Pongamos un ejemplo menos rijoso y que ya se ha producido en Canadá: un depravado de setenta años dice ser una niña de seis, se pone un tutú de ballet, agarra una muñeca (treta sexista donde las haya) y consigue ser admitido en una escuela infantil para compartir aula y juegos con niñas de verdad. No es un cuento: es real. Ese señor, que no resiste un examen psiquiátrico, ha conseguido imponer la percepción que tiene de sí mismo no solo al sistema educativo de un estado estúpido sino también a los padres de las pequeñas alumnas y a ellas mismas. Este sujeto se ha convertido en tirano y los demás en sus súbditos. Ahora bien: ¿y si las niñas dijeran percibirse a sí mismas como señores de setenta y pidieran no solo la pensión de jubilación correspondiente sino también expulsar de su clase a ese perturbado disfrazado de bailarina? ¿Cómo dirimir el aparente conflicto jurídico? Nunca lo obvio tuvo que ser más explicado que ahora. Un hombre es un hombre, una mujer es una mujer, un niño es un niño, un viejo es un viejo, un loco es un loco y un transexual es un transexual. Y un sistema de libertades es un sistema de libertades.
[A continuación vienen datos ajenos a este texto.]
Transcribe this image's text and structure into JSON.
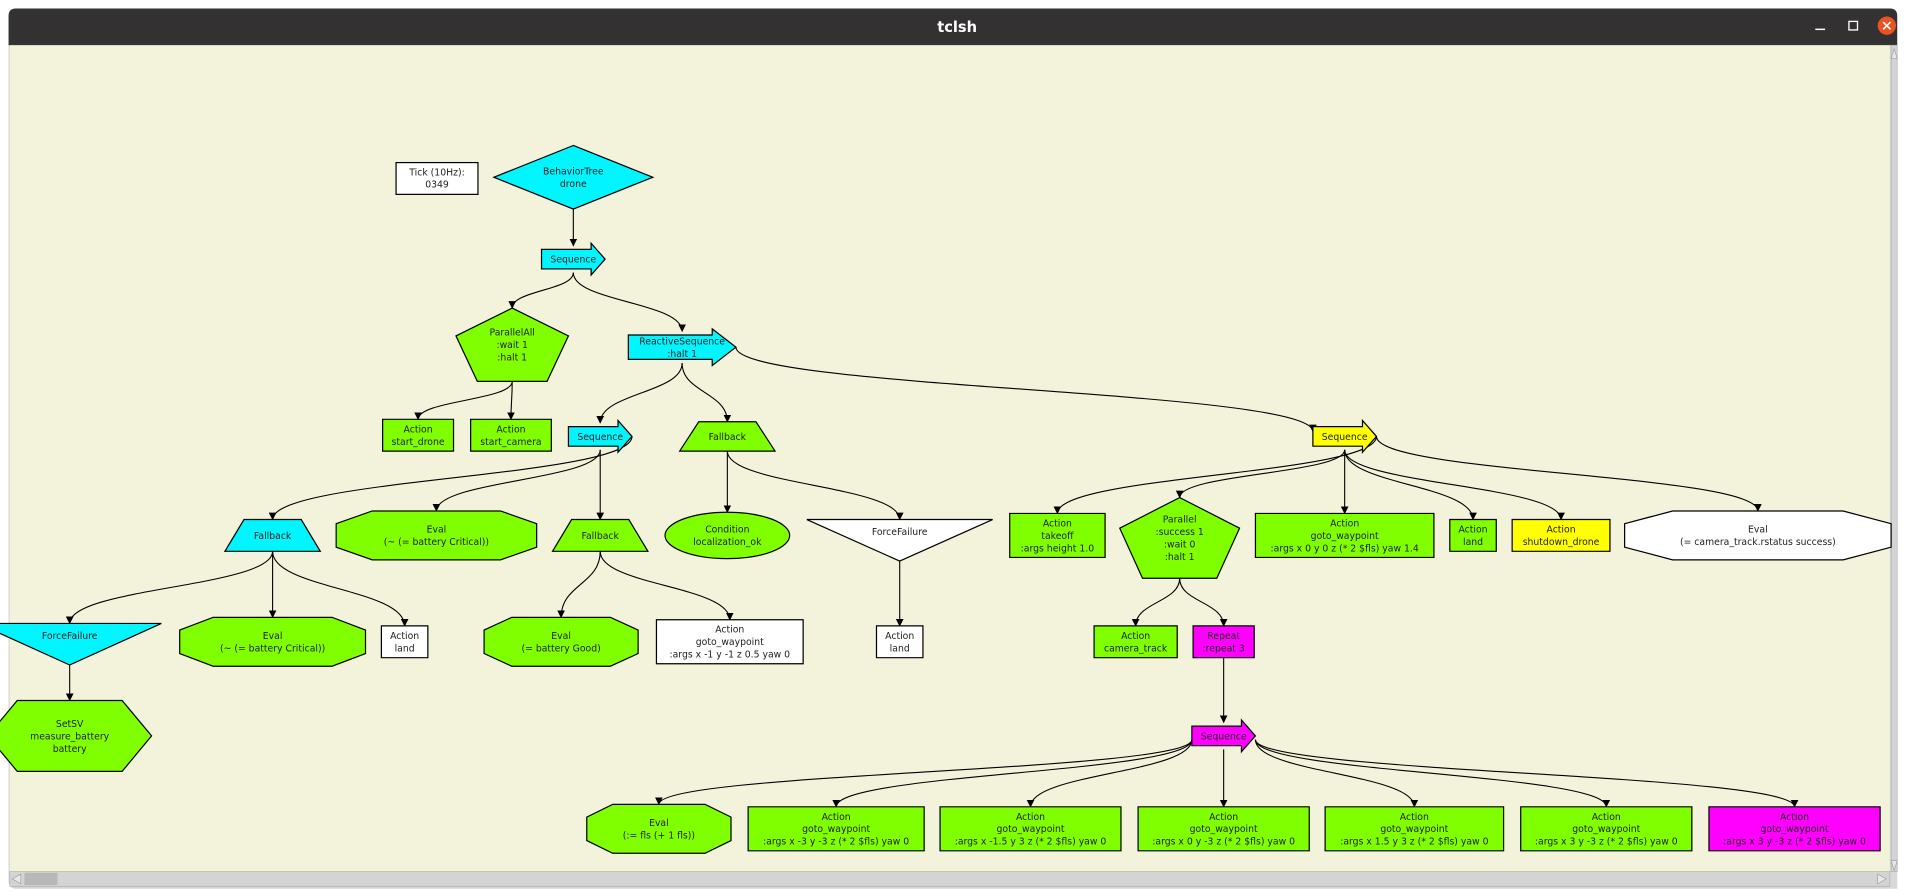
{
  "window": {
    "title": "tclsh",
    "controls": {
      "minimize": "minimize-icon",
      "maximize": "maximize-icon",
      "close": "close-icon"
    }
  },
  "colors": {
    "canvas_bg": "#f3f3dc",
    "titlebar_bg": "#333132",
    "close_button": "#e95420",
    "cyan": "#00f5ff",
    "green": "#80ff00",
    "yellow": "#ffff00",
    "magenta": "#ff00ff",
    "white": "#ffffff"
  },
  "tick": {
    "label": "Tick (10Hz):",
    "value": "0349"
  },
  "nodes": [
    {
      "id": "root",
      "shape": "diamond",
      "color": "cyan",
      "lines": [
        "BehaviorTree",
        "drone"
      ]
    },
    {
      "id": "seq1",
      "shape": "arrow",
      "color": "cyan",
      "lines": [
        "Sequence"
      ]
    },
    {
      "id": "parallelall",
      "shape": "pentagon",
      "color": "green",
      "lines": [
        "ParallelAll",
        ":wait 1",
        ":halt 1"
      ]
    },
    {
      "id": "reactive",
      "shape": "arrow",
      "color": "cyan",
      "lines": [
        "ReactiveSequence",
        ":halt 1"
      ]
    },
    {
      "id": "start_drone",
      "shape": "box",
      "color": "green",
      "lines": [
        "Action",
        "start_drone"
      ]
    },
    {
      "id": "start_camera",
      "shape": "box",
      "color": "green",
      "lines": [
        "Action",
        "start_camera"
      ]
    },
    {
      "id": "seq2",
      "shape": "arrow",
      "color": "cyan",
      "lines": [
        "Sequence"
      ]
    },
    {
      "id": "fallback_rs",
      "shape": "trapezium",
      "color": "green",
      "lines": [
        "Fallback"
      ]
    },
    {
      "id": "seq_yellow",
      "shape": "arrow",
      "color": "yellow",
      "lines": [
        "Sequence"
      ]
    },
    {
      "id": "fallback_left",
      "shape": "trapezium",
      "color": "cyan",
      "lines": [
        "Fallback"
      ]
    },
    {
      "id": "eval_not_critical_mid",
      "shape": "octagon",
      "color": "green",
      "lines": [
        "Eval",
        "(~ (= battery Critical))"
      ]
    },
    {
      "id": "fallback_mid",
      "shape": "trapezium",
      "color": "green",
      "lines": [
        "Fallback"
      ]
    },
    {
      "id": "condition_loc",
      "shape": "ellipse",
      "color": "green",
      "lines": [
        "Condition",
        "localization_ok"
      ]
    },
    {
      "id": "forcefailure_mid",
      "shape": "invtriangle",
      "color": "white",
      "lines": [
        "ForceFailure"
      ]
    },
    {
      "id": "takeoff",
      "shape": "box",
      "color": "green",
      "lines": [
        "Action",
        "takeoff",
        ":args height 1.0"
      ]
    },
    {
      "id": "parallel",
      "shape": "pentagon",
      "color": "green",
      "lines": [
        "Parallel",
        ":success 1",
        ":wait 0",
        ":halt 1"
      ]
    },
    {
      "id": "goto_0_0",
      "shape": "box",
      "color": "green",
      "lines": [
        "Action",
        "goto_waypoint",
        ":args x 0 y 0 z (* 2 $fls) yaw 1.4"
      ]
    },
    {
      "id": "land_y",
      "shape": "box",
      "color": "green",
      "lines": [
        "Action",
        "land"
      ]
    },
    {
      "id": "shutdown",
      "shape": "box",
      "color": "yellow",
      "lines": [
        "Action",
        "shutdown_drone"
      ]
    },
    {
      "id": "eval_camera",
      "shape": "octagon",
      "color": "white",
      "lines": [
        "Eval",
        "(= camera_track.rstatus success)"
      ]
    },
    {
      "id": "forcefailure_left",
      "shape": "invtriangle",
      "color": "cyan",
      "lines": [
        "ForceFailure"
      ]
    },
    {
      "id": "eval_not_critical_left",
      "shape": "octagon",
      "color": "green",
      "lines": [
        "Eval",
        "(~ (= battery Critical))"
      ]
    },
    {
      "id": "land_left",
      "shape": "box",
      "color": "white",
      "lines": [
        "Action",
        "land"
      ]
    },
    {
      "id": "eval_good",
      "shape": "octagon",
      "color": "green",
      "lines": [
        "Eval",
        "(= battery Good)"
      ]
    },
    {
      "id": "goto_m1",
      "shape": "box",
      "color": "white",
      "lines": [
        "Action",
        "goto_waypoint",
        ":args x -1 y -1 z 0.5 yaw 0"
      ]
    },
    {
      "id": "land_mid",
      "shape": "box",
      "color": "white",
      "lines": [
        "Action",
        "land"
      ]
    },
    {
      "id": "camera_track",
      "shape": "box",
      "color": "green",
      "lines": [
        "Action",
        "camera_track"
      ]
    },
    {
      "id": "repeat",
      "shape": "box",
      "color": "magenta",
      "lines": [
        "Repeat",
        ":repeat 3"
      ]
    },
    {
      "id": "setsv",
      "shape": "hexagon",
      "color": "green",
      "lines": [
        "SetSV",
        "measure_battery",
        "battery"
      ]
    },
    {
      "id": "seq_magenta",
      "shape": "arrow",
      "color": "magenta",
      "lines": [
        "Sequence"
      ]
    },
    {
      "id": "eval_fls",
      "shape": "octagon",
      "color": "green",
      "lines": [
        "Eval",
        "(:= fls (+ 1 fls))"
      ]
    },
    {
      "id": "wp1",
      "shape": "box",
      "color": "green",
      "lines": [
        "Action",
        "goto_waypoint",
        ":args x -3 y -3 z (* 2 $fls) yaw 0"
      ]
    },
    {
      "id": "wp2",
      "shape": "box",
      "color": "green",
      "lines": [
        "Action",
        "goto_waypoint",
        ":args x -1.5 y 3 z (* 2 $fls) yaw 0"
      ]
    },
    {
      "id": "wp3",
      "shape": "box",
      "color": "green",
      "lines": [
        "Action",
        "goto_waypoint",
        ":args x 0 y -3 z (* 2 $fls) yaw 0"
      ]
    },
    {
      "id": "wp4",
      "shape": "box",
      "color": "green",
      "lines": [
        "Action",
        "goto_waypoint",
        ":args x 1.5 y 3 z (* 2 $fls) yaw 0"
      ]
    },
    {
      "id": "wp5",
      "shape": "box",
      "color": "green",
      "lines": [
        "Action",
        "goto_waypoint",
        ":args x 3 y -3 z (* 2 $fls) yaw 0"
      ]
    },
    {
      "id": "wp6",
      "shape": "box",
      "color": "magenta",
      "lines": [
        "Action",
        "goto_waypoint",
        ":args x 3 y -3 z (* 2 $fls) yaw 0"
      ]
    }
  ],
  "edges": [
    [
      "root",
      "seq1"
    ],
    [
      "seq1",
      "parallelall"
    ],
    [
      "seq1",
      "reactive"
    ],
    [
      "parallelall",
      "start_drone"
    ],
    [
      "parallelall",
      "start_camera"
    ],
    [
      "reactive",
      "seq2"
    ],
    [
      "reactive",
      "fallback_rs"
    ],
    [
      "reactive",
      "seq_yellow"
    ],
    [
      "seq2",
      "fallback_left"
    ],
    [
      "seq2",
      "eval_not_critical_mid"
    ],
    [
      "seq2",
      "fallback_mid"
    ],
    [
      "fallback_rs",
      "condition_loc"
    ],
    [
      "fallback_rs",
      "forcefailure_mid"
    ],
    [
      "seq_yellow",
      "takeoff"
    ],
    [
      "seq_yellow",
      "parallel"
    ],
    [
      "seq_yellow",
      "goto_0_0"
    ],
    [
      "seq_yellow",
      "land_y"
    ],
    [
      "seq_yellow",
      "shutdown"
    ],
    [
      "seq_yellow",
      "eval_camera"
    ],
    [
      "fallback_left",
      "forcefailure_left"
    ],
    [
      "fallback_left",
      "eval_not_critical_left"
    ],
    [
      "fallback_left",
      "land_left"
    ],
    [
      "fallback_mid",
      "eval_good"
    ],
    [
      "fallback_mid",
      "goto_m1"
    ],
    [
      "forcefailure_mid",
      "land_mid"
    ],
    [
      "parallel",
      "camera_track"
    ],
    [
      "parallel",
      "repeat"
    ],
    [
      "forcefailure_left",
      "setsv"
    ],
    [
      "repeat",
      "seq_magenta"
    ],
    [
      "seq_magenta",
      "eval_fls"
    ],
    [
      "seq_magenta",
      "wp1"
    ],
    [
      "seq_magenta",
      "wp2"
    ],
    [
      "seq_magenta",
      "wp3"
    ],
    [
      "seq_magenta",
      "wp4"
    ],
    [
      "seq_magenta",
      "wp5"
    ],
    [
      "seq_magenta",
      "wp6"
    ]
  ]
}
Cuando Calígula (dato este discutido por los historiadores) decidió designar senador o cónsul a su caballo, que se llamaba Iniciatus, no pretendía tanto que los demás percibieran al equino como persona miembro de una honorable estirpe de patricios, cuanto despreciar a los senadores y humillarlos ante todo el Imperio, es decir, que se supieran súbditos. De ser cierta la historia, es la máxima expresión de la mentalidad del tirano.

Sería curioso que un matemático, permutaciones y combinaciones en mano, calculara el número de conflictos jurídicos que, en un planeta de 8.000 millones de seres humanos, pueden llega a plantearse en caso de que se generalice esa pretensión anti fáctica –el derecho puede decir lo que quiera pero las cosas son lo que son- de que cada cual pueda obligar a los demás a percibirle de una determinada manera que además es cambiante y caprichosa.

Todos seríamos tiranos de todos, lo cual significa que todos seríamos súbditos.

La cuestión no es banal. Y no es ya la vuelta al lugar donde según Hobbes la vida es «solitaria, pobre, asquerosa, bruta y corta” (Leviatán). Es vivir en un “estado de naturaleza” contra la naturaleza misma, es decir, un contraorden antinatural donde ni los designios de la naturaleza pueden ya establecer los fundamentos mínimos de una “guerra de todos contra todos” (De Cive).

Imponer a los demás la percepción que uno tiene de sí mismo es el primer escalón hacia la tiranía de todos contra todos y el camino directo hacia la servidumbre universal.